The key independent variable of interest in the analyses was the Medicaid payment rate. Rather than including a facility-level payment rate, which may be endogenous to a facility's quality level, the analysis uses the average rate for the state. If the state deals in aggregates (policing for bad homes aside), no individual home can affect the state's payment rate. Thus, to the individual home, the average state Medicaid rate is exogenous. There is considerable cross-state variation in the level of Medicaid payment. The mean Medicaid rate was $94.34 with Arkansas having the lowest payment rate at $61.98 and Alaska having the highest payment rate at $253.48. Importantly, the exclusion of those three states with the lowest and highest Medicaid payment rates did not qualitatively change the results presented below.

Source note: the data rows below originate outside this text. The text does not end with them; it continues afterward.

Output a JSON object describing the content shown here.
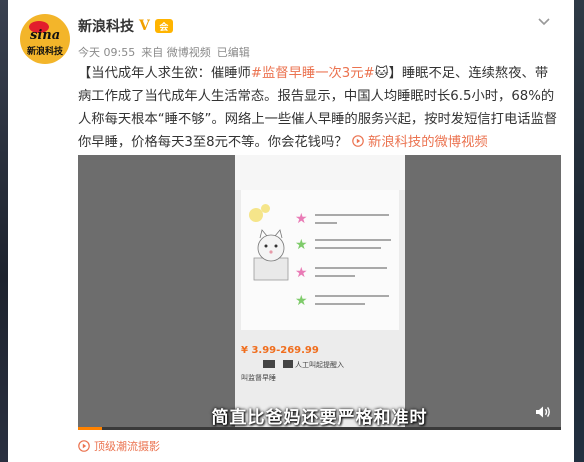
{
  "account": {
    "name": "新浪科技",
    "verified_badge": "V",
    "member_badge": "会",
    "avatar_logo_text": "sina",
    "avatar_brand_text": "新浪科技"
  },
  "meta": {
    "time": "今天 09:55",
    "source": "来自 微博视频",
    "edited": "已编辑"
  },
  "menu_icon": "chevron-down-icon",
  "post": {
    "prefix": "【当代成年人求生欲：催睡师",
    "hashtag": "#监督早睡一次3元#",
    "emoji": "🐱",
    "body": "】睡眠不足、连续熬夜、带病工作成了当代成年人生活常态。报告显示，中国人均睡眠时长6.5小时，68%的人称每天根本“睡不够”。网络上一些催人早睡的服务兴起，按时发短信打电话监督你早睡，价格每天3至8元不等。你会花钱吗？",
    "video_link": "新浪科技的微博视频",
    "video_link_icon": "play-circle-icon"
  },
  "video": {
    "price": "¥ 3.99-269.99",
    "tag_right": "人工叫起提醒入",
    "tag_left": "叫监督早睡",
    "subtitle": "简直比爸妈还要严格和准时",
    "volume_icon": "volume-icon",
    "progress": 0.05
  },
  "footer": {
    "text": "顶级潮流摄影",
    "icon": "play-circle-icon"
  },
  "colors": {
    "link": "#eb7350",
    "progress": "#ff8200",
    "avatar": "#f3b52a"
  }
}
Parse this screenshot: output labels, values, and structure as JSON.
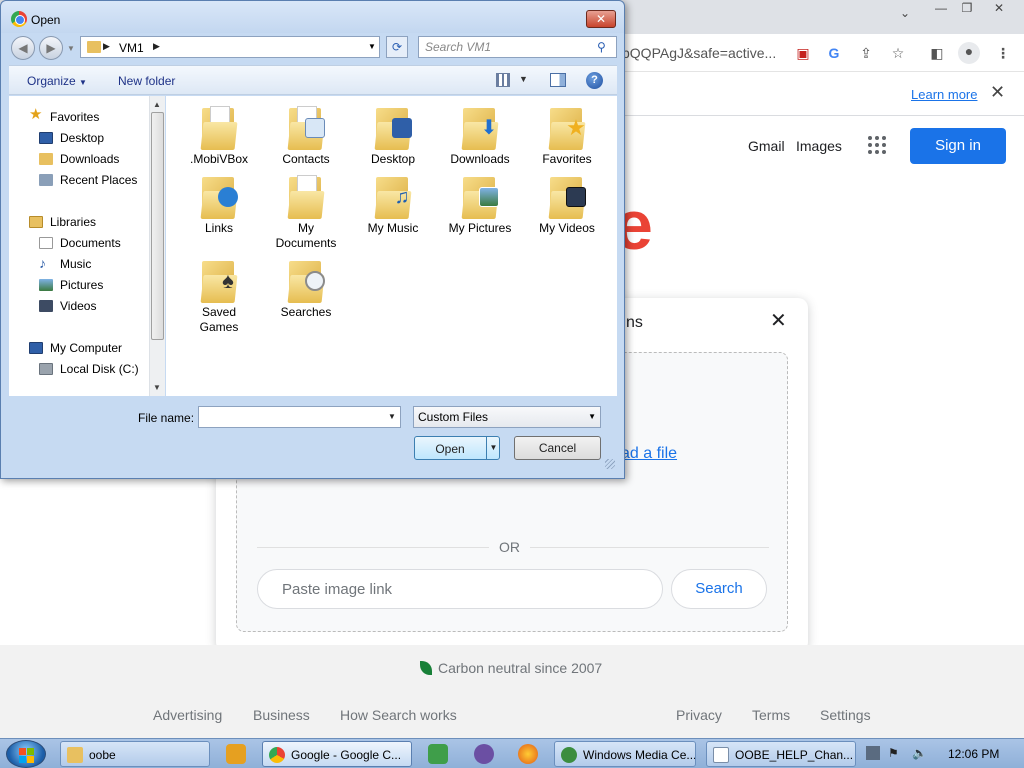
{
  "chrome": {
    "url_text": "bQQPAgJ&safe=active...",
    "learn_more": "Learn more",
    "header": {
      "gmail": "Gmail",
      "images": "Images",
      "sign_in": "Sign in"
    },
    "logo_fragment": "e",
    "card": {
      "title_fragment": "ns",
      "upload_link": "ad a file",
      "or_text": "OR",
      "image_link_placeholder": "Paste image link",
      "search_button": "Search"
    },
    "footer": {
      "carbon": "Carbon neutral since 2007",
      "links_left": [
        "Advertising",
        "Business",
        "How Search works"
      ],
      "links_right": [
        "Privacy",
        "Terms",
        "Settings"
      ]
    }
  },
  "dialog": {
    "title": "Open",
    "address_crumb": "VM1",
    "search_placeholder": "Search VM1",
    "organize": "Organize",
    "new_folder": "New folder",
    "nav": {
      "favorites": "Favorites",
      "favorites_items": [
        "Desktop",
        "Downloads",
        "Recent Places"
      ],
      "libraries": "Libraries",
      "libraries_items": [
        "Documents",
        "Music",
        "Pictures",
        "Videos"
      ],
      "computer": "My Computer",
      "computer_items": [
        "Local Disk (C:)"
      ]
    },
    "folders": [
      [
        ".MobiVBox"
      ],
      [
        "Contacts"
      ],
      [
        "Desktop"
      ],
      [
        "Downloads"
      ],
      [
        "Favorites"
      ],
      [
        "Links"
      ],
      [
        "My",
        "Documents"
      ],
      [
        "My Music"
      ],
      [
        "My Pictures"
      ],
      [
        "My Videos"
      ],
      [
        "Saved",
        "Games"
      ],
      [
        "Searches"
      ]
    ],
    "file_name_label": "File name:",
    "file_name_value": "",
    "file_type": "Custom Files",
    "open_button": "Open",
    "cancel_button": "Cancel"
  },
  "taskbar": {
    "buttons": [
      "oobe",
      "Google - Google C...",
      "Windows Media Ce...",
      "OOBE_HELP_Chan..."
    ],
    "clock": "12:06 PM"
  },
  "colors": {
    "accent": "#1a73e8",
    "dialog_frame": "#c6daf2",
    "taskbar": "#9dbbe0"
  }
}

A series of state-level dummy variables were also included to represent other aspects of Medicaid payment systems. States broadly employ one of four reimbursement methodologies—prospective, combination, flat rate, or a retrospective system of reimbursement. Additionally, states may employ a case-mix payment system or allow an upward adjustment in their prospective rates based upon cost information that becomes available during the rate period.

In addition to the generosity and method of Medicaid payment, states may also differ in the degree of regulation present in their state system. In an effort to capture these differences, we obtained data from a 2000 survey conducted by Walshe and Harrington (2002) of state survey agencies responsible for the licensing and certification of facilities for participation in Medicaid and Medicare on behalf of CMS. We are grateful to Charlene Harrington for sharing these data with us. From these data, we created a measure of total state agency spending on regulation per nursing home bed within each state. For the nursing homes included in our analyses, the mean spending per bed was $220.23 with Alaska ($858.85), Delaware ($624.37), and California ($481.37) spending the most and Maryland ($97.29), West Virginia ($102.19), and Tennessee ($107.31) spending the least. Potential limitations of this measure are that some variation across states may be explained by differences in geography, economies of scale in larger states, and varying levels of regulatory efficiency. Nevertheless, the variation also likely represents differences across states in agency behavior, performance, and attitudes toward regulation (Walshe and Harrington 2002).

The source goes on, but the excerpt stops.